20.5.13

Blanche XXV

*  Aqui  terá o conto completo!

Na comunidade Riolama, famílias multiétnicas são habituais. Os homens, incoercívies, vêm sozinhos, ininterruptamente à região e “permutam” a esposa que possuir preço menorzinho, dentre indígenas ou negras, pouco importa. 
Devido à ascendência materna, a família de madeireiros nutre encantamento pelas insultuosas cavernas acima de seu quintal, abundantes e inusitadas, de negra melancolia.
Toda desapressada tarde de domingo exploram-nas idilicamente, desaparecendo silentes das vistas do mundo.
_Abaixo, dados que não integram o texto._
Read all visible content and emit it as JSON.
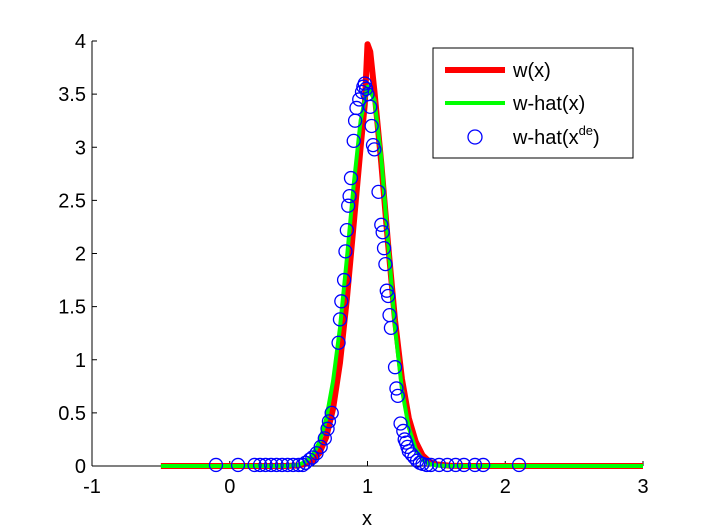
{
  "chart_data": {
    "type": "line",
    "title": "",
    "xlabel": "x",
    "ylabel": "",
    "xlim": [
      -1,
      3
    ],
    "ylim": [
      0,
      4
    ],
    "xticks": [
      -1,
      0,
      1,
      2,
      3
    ],
    "yticks": [
      0,
      0.5,
      1,
      1.5,
      2,
      2.5,
      3,
      3.5,
      4
    ],
    "xtick_labels": [
      "-1",
      "0",
      "1",
      "2",
      "3"
    ],
    "ytick_labels": [
      "0",
      "0.5",
      "1",
      "1.5",
      "2",
      "2.5",
      "3",
      "3.5",
      "4"
    ],
    "legend_position": "top-right",
    "series": [
      {
        "name": "w(x)",
        "kind": "line",
        "color": "#ff0000",
        "x_range": [
          -0.5,
          3
        ],
        "points": [
          [
            -0.5,
            0
          ],
          [
            0.4,
            0
          ],
          [
            0.5,
            0.005
          ],
          [
            0.55,
            0.02
          ],
          [
            0.6,
            0.05
          ],
          [
            0.65,
            0.12
          ],
          [
            0.7,
            0.27
          ],
          [
            0.75,
            0.54
          ],
          [
            0.8,
            0.97
          ],
          [
            0.85,
            1.57
          ],
          [
            0.9,
            2.28
          ],
          [
            0.95,
            3.0
          ],
          [
            0.98,
            3.4
          ],
          [
            1.0,
            3.97
          ],
          [
            1.02,
            3.9
          ],
          [
            1.05,
            3.53
          ],
          [
            1.1,
            2.85
          ],
          [
            1.15,
            2.08
          ],
          [
            1.2,
            1.37
          ],
          [
            1.25,
            0.82
          ],
          [
            1.3,
            0.45
          ],
          [
            1.35,
            0.23
          ],
          [
            1.4,
            0.1
          ],
          [
            1.45,
            0.04
          ],
          [
            1.5,
            0.015
          ],
          [
            1.6,
            0.002
          ],
          [
            1.7,
            0
          ],
          [
            3,
            0
          ]
        ]
      },
      {
        "name": "w-hat(x)",
        "kind": "line",
        "color": "#00ff00",
        "x_range": [
          -0.5,
          3
        ],
        "points": [
          [
            -0.5,
            0
          ],
          [
            0.4,
            0
          ],
          [
            0.5,
            0.01
          ],
          [
            0.55,
            0.04
          ],
          [
            0.6,
            0.1
          ],
          [
            0.65,
            0.22
          ],
          [
            0.7,
            0.44
          ],
          [
            0.75,
            0.8
          ],
          [
            0.8,
            1.3
          ],
          [
            0.85,
            1.95
          ],
          [
            0.9,
            2.65
          ],
          [
            0.95,
            3.25
          ],
          [
            1.0,
            3.57
          ],
          [
            1.05,
            3.45
          ],
          [
            1.1,
            2.9
          ],
          [
            1.15,
            2.1
          ],
          [
            1.2,
            1.3
          ],
          [
            1.25,
            0.72
          ],
          [
            1.3,
            0.36
          ],
          [
            1.35,
            0.16
          ],
          [
            1.4,
            0.06
          ],
          [
            1.45,
            0.02
          ],
          [
            1.5,
            0.005
          ],
          [
            1.6,
            0
          ],
          [
            3,
            0
          ]
        ]
      },
      {
        "name": "w-hat(x^de)",
        "label_main": "w-hat(x",
        "label_sup": "de",
        "label_close": ")",
        "kind": "scatter",
        "color": "#0000ff",
        "points": [
          [
            -0.1,
            0.01
          ],
          [
            0.06,
            0.01
          ],
          [
            0.18,
            0.01
          ],
          [
            0.22,
            0.01
          ],
          [
            0.26,
            0.01
          ],
          [
            0.3,
            0.01
          ],
          [
            0.34,
            0.01
          ],
          [
            0.38,
            0.01
          ],
          [
            0.42,
            0.01
          ],
          [
            0.46,
            0.01
          ],
          [
            0.5,
            0.01
          ],
          [
            0.53,
            0.01
          ],
          [
            0.55,
            0.03
          ],
          [
            0.58,
            0.06
          ],
          [
            0.6,
            0.08
          ],
          [
            0.63,
            0.12
          ],
          [
            0.66,
            0.18
          ],
          [
            0.69,
            0.26
          ],
          [
            0.71,
            0.35
          ],
          [
            0.72,
            0.42
          ],
          [
            0.74,
            0.5
          ],
          [
            0.79,
            1.16
          ],
          [
            0.8,
            1.38
          ],
          [
            0.81,
            1.55
          ],
          [
            0.83,
            1.75
          ],
          [
            0.84,
            2.02
          ],
          [
            0.85,
            2.22
          ],
          [
            0.86,
            2.45
          ],
          [
            0.87,
            2.54
          ],
          [
            0.88,
            2.71
          ],
          [
            0.9,
            3.06
          ],
          [
            0.91,
            3.25
          ],
          [
            0.92,
            3.37
          ],
          [
            0.94,
            3.45
          ],
          [
            0.96,
            3.52
          ],
          [
            0.97,
            3.57
          ],
          [
            0.98,
            3.6
          ],
          [
            0.99,
            3.55
          ],
          [
            1.0,
            3.5
          ],
          [
            1.02,
            3.38
          ],
          [
            1.03,
            3.2
          ],
          [
            1.04,
            3.02
          ],
          [
            1.05,
            2.98
          ],
          [
            1.08,
            2.58
          ],
          [
            1.1,
            2.27
          ],
          [
            1.11,
            2.2
          ],
          [
            1.12,
            2.05
          ],
          [
            1.13,
            1.9
          ],
          [
            1.14,
            1.65
          ],
          [
            1.15,
            1.6
          ],
          [
            1.16,
            1.42
          ],
          [
            1.17,
            1.3
          ],
          [
            1.2,
            0.93
          ],
          [
            1.21,
            0.73
          ],
          [
            1.22,
            0.66
          ],
          [
            1.24,
            0.4
          ],
          [
            1.26,
            0.33
          ],
          [
            1.27,
            0.25
          ],
          [
            1.28,
            0.22
          ],
          [
            1.29,
            0.18
          ],
          [
            1.3,
            0.14
          ],
          [
            1.32,
            0.11
          ],
          [
            1.34,
            0.08
          ],
          [
            1.36,
            0.05
          ],
          [
            1.38,
            0.03
          ],
          [
            1.4,
            0.02
          ],
          [
            1.43,
            0.01
          ],
          [
            1.46,
            0.01
          ],
          [
            1.52,
            0.01
          ],
          [
            1.58,
            0.01
          ],
          [
            1.64,
            0.01
          ],
          [
            1.7,
            0.01
          ],
          [
            1.78,
            0.01
          ],
          [
            1.84,
            0.01
          ],
          [
            2.1,
            0.01
          ]
        ]
      }
    ]
  }
}
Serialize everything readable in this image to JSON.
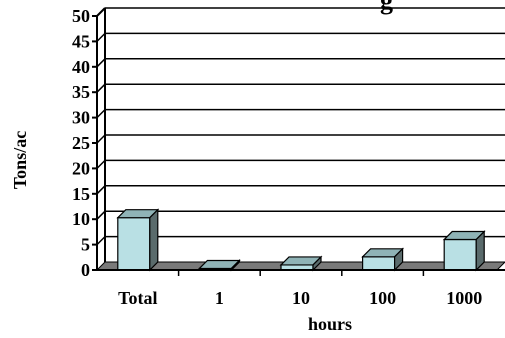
{
  "chart_data": {
    "type": "bar",
    "title_fragment": "g",
    "ylabel": "Tons/ac",
    "xlabel": "hours",
    "categories": [
      "Total",
      "1",
      "10",
      "100",
      "1000"
    ],
    "values": [
      10.3,
      0.3,
      1.0,
      2.6,
      6.0
    ],
    "ylim": [
      0,
      50
    ],
    "yticks": [
      "0",
      "5",
      "10",
      "15",
      "20",
      "25",
      "30",
      "35",
      "40",
      "45",
      "50"
    ],
    "grid": true,
    "colors": {
      "bar_front": "#b9e0e4",
      "bar_top": "#8fb3b6",
      "bar_side": "#5a6b6c",
      "floor": "#7a7a7a",
      "wall": "#ffffff",
      "axis": "#000000"
    }
  }
}
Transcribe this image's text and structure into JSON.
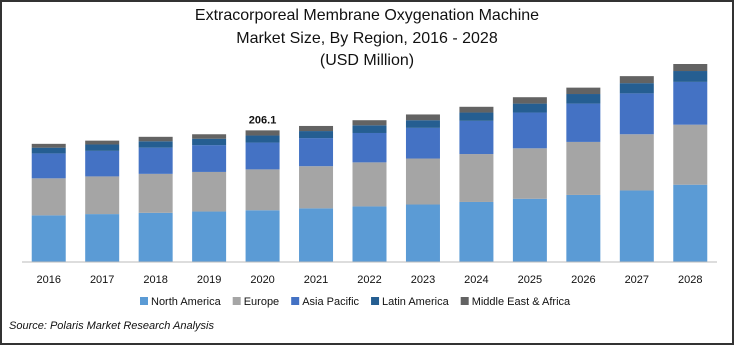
{
  "chart_data": {
    "type": "stacked-bar",
    "title": [
      "Extracorporeal Membrane Oxygenation Machine",
      "Market Size, By Region, 2016 - 2028"
    ],
    "subtitle": "(USD Million)",
    "categories": [
      "2016",
      "2017",
      "2018",
      "2019",
      "2020",
      "2021",
      "2022",
      "2023",
      "2024",
      "2025",
      "2026",
      "2027",
      "2028"
    ],
    "series": [
      {
        "name": "North America",
        "color": "#5b9bd5",
        "values": [
          73,
          75,
          77,
          79,
          81,
          84,
          87,
          90,
          94,
          99,
          105,
          112,
          121
        ]
      },
      {
        "name": "Europe",
        "color": "#a5a5a5",
        "values": [
          58,
          59,
          61,
          62,
          64,
          66,
          69,
          72,
          75,
          79,
          83,
          88,
          94
        ]
      },
      {
        "name": "Asia Pacific",
        "color": "#4472c4",
        "values": [
          39,
          40,
          41,
          42,
          42,
          44,
          46,
          48,
          52,
          56,
          60,
          64,
          67
        ]
      },
      {
        "name": "Latin America",
        "color": "#255e91",
        "values": [
          9,
          10,
          10,
          10,
          11,
          11,
          12,
          12,
          13,
          14,
          15,
          16,
          17
        ]
      },
      {
        "name": "Middle East & Africa",
        "color": "#636363",
        "values": [
          6,
          6,
          7,
          7,
          8.1,
          8,
          8,
          9,
          9,
          10,
          10,
          11,
          11
        ]
      }
    ],
    "annotation": {
      "category": "2020",
      "value": 206.1
    },
    "source": "Source: Polaris Market Research Analysis"
  }
}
Deslizam pelos estreitinhos, esfarrapando as gritantes desmentiras de grotesco "povo bicho". 
Algumas múmias naturais, parcialmente preservadas pelo clima seco das encostas arejadas, são de encarquilhados idosos e acidentados e ainda “vivem” assustadoramente em seus aposentos, no interior das tendenciosas lapas. 
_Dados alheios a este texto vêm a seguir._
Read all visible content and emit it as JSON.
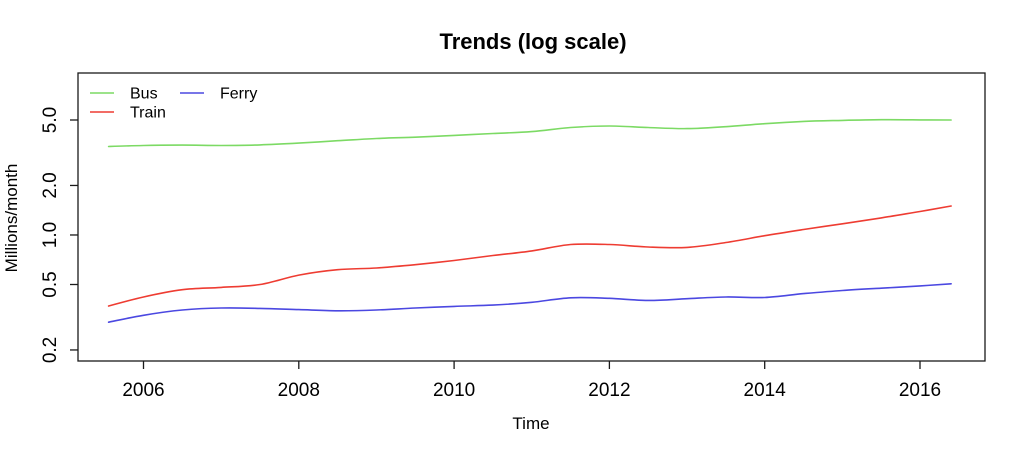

A ulcerada subsistência, incluindo consumo cotidiano de insetos, feito crocantes tanajuras e delicadas larvas, não permitia aos indígenas, manter seus anciãos quando improdutivos, assim como os indivíduos inválidos. Exasperados acidentes eram corriqueiros nestes elevados. 
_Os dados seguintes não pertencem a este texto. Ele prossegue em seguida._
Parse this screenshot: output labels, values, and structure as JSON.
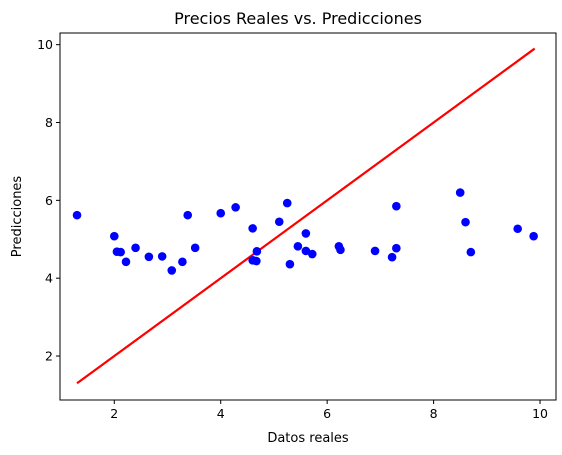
{
  "chart_data": {
    "type": "scatter",
    "title": "Precios Reales vs. Predicciones",
    "xlabel": "Datos reales",
    "ylabel": "Predicciones",
    "xlim": [
      0.98,
      10.3
    ],
    "ylim": [
      0.87,
      10.3
    ],
    "xticks": [
      2,
      4,
      6,
      8,
      10
    ],
    "yticks": [
      2,
      4,
      6,
      8,
      10
    ],
    "grid": false,
    "series": [
      {
        "kind": "scatter",
        "color": "#0000ff",
        "points": [
          [
            1.3,
            5.62
          ],
          [
            2.0,
            5.08
          ],
          [
            2.05,
            4.68
          ],
          [
            2.12,
            4.67
          ],
          [
            2.22,
            4.42
          ],
          [
            2.4,
            4.78
          ],
          [
            2.65,
            4.55
          ],
          [
            2.9,
            4.56
          ],
          [
            3.08,
            4.2
          ],
          [
            3.28,
            4.42
          ],
          [
            3.38,
            5.62
          ],
          [
            3.52,
            4.78
          ],
          [
            4.0,
            5.67
          ],
          [
            4.28,
            5.82
          ],
          [
            4.6,
            5.28
          ],
          [
            4.6,
            4.46
          ],
          [
            4.67,
            4.44
          ],
          [
            4.68,
            4.69
          ],
          [
            5.1,
            5.45
          ],
          [
            5.25,
            5.93
          ],
          [
            5.3,
            4.36
          ],
          [
            5.45,
            4.82
          ],
          [
            5.6,
            5.15
          ],
          [
            5.6,
            4.7
          ],
          [
            5.72,
            4.62
          ],
          [
            6.22,
            4.82
          ],
          [
            6.25,
            4.73
          ],
          [
            6.9,
            4.7
          ],
          [
            7.22,
            4.54
          ],
          [
            7.3,
            5.85
          ],
          [
            7.3,
            4.77
          ],
          [
            8.5,
            6.2
          ],
          [
            8.6,
            5.44
          ],
          [
            8.7,
            4.67
          ],
          [
            9.58,
            5.27
          ],
          [
            9.88,
            5.08
          ]
        ]
      },
      {
        "kind": "line",
        "color": "#ff0000",
        "points": [
          [
            1.3,
            1.3
          ],
          [
            9.9,
            9.9
          ]
        ]
      }
    ]
  }
}
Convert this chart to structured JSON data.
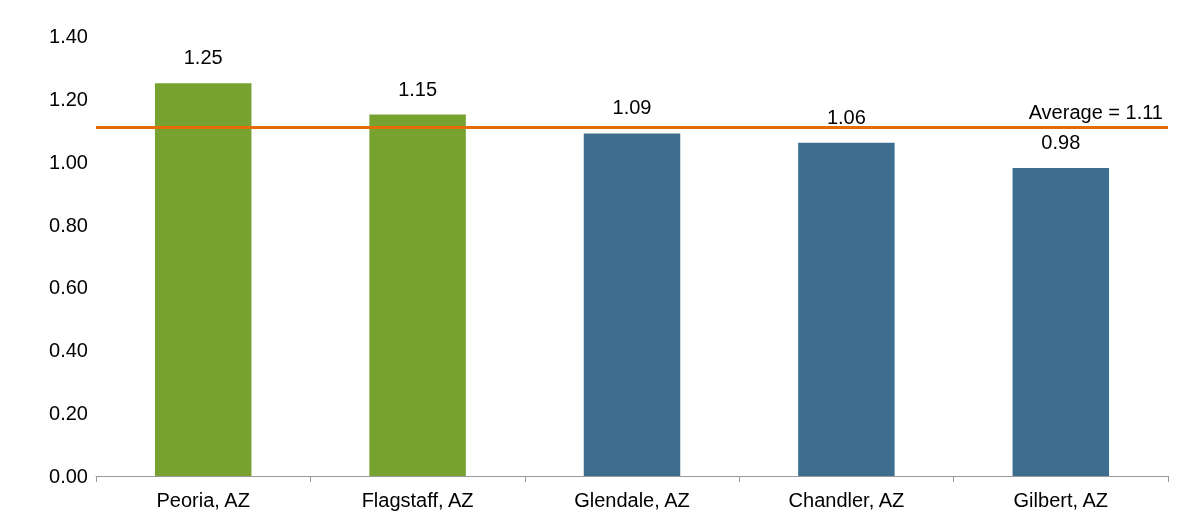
{
  "chart_data": {
    "type": "bar",
    "categories": [
      "Peoria, AZ",
      "Flagstaff, AZ",
      "Glendale, AZ",
      "Chandler, AZ",
      "Gilbert, AZ"
    ],
    "values": [
      1.25,
      1.15,
      1.09,
      1.06,
      0.98
    ],
    "colors": [
      "#78a22f",
      "#78a22f",
      "#3d6e8f",
      "#3d6e8f",
      "#3d6e8f"
    ],
    "data_labels": true,
    "ylim": [
      0,
      1.4
    ],
    "yticks": [
      {
        "value": 0,
        "label": "0.00"
      },
      {
        "value": 0.2,
        "label": "0.20"
      },
      {
        "value": 0.4,
        "label": "0.40"
      },
      {
        "value": 0.6,
        "label": "0.60"
      },
      {
        "value": 0.8,
        "label": "0.80"
      },
      {
        "value": 1.0,
        "label": "1.00"
      },
      {
        "value": 1.2,
        "label": "1.20"
      },
      {
        "value": 1.4,
        "label": "1.40"
      }
    ],
    "ref_lines": [
      {
        "axis": "y",
        "value": 1.11,
        "label": "Average = 1.11",
        "color": "#e36c09"
      }
    ],
    "grid": false
  }
}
A eles era providenciado, em odres e embornais, estoque razoável de água e alimento, em uma minúscula gruta retirada. Ali permaneciam isolados, numa dolorosa lamentação, ou com um caritativo ente estimado, até perecerem atrocissimamente. 
Abundante material lítico e utensílios em terracota, cheinhos de entalhes, encontram-se junto às suas desidratadas múmias, murmurejando felizes a parecer puxar agrados.
Ferramentas em pedra debitada (visto que não conheciam o metal), rica cestaria, tecidos rústicos, peles lapidadas, unguentos, adornos, entalhes em madeira, estão furiosamente espalhados. 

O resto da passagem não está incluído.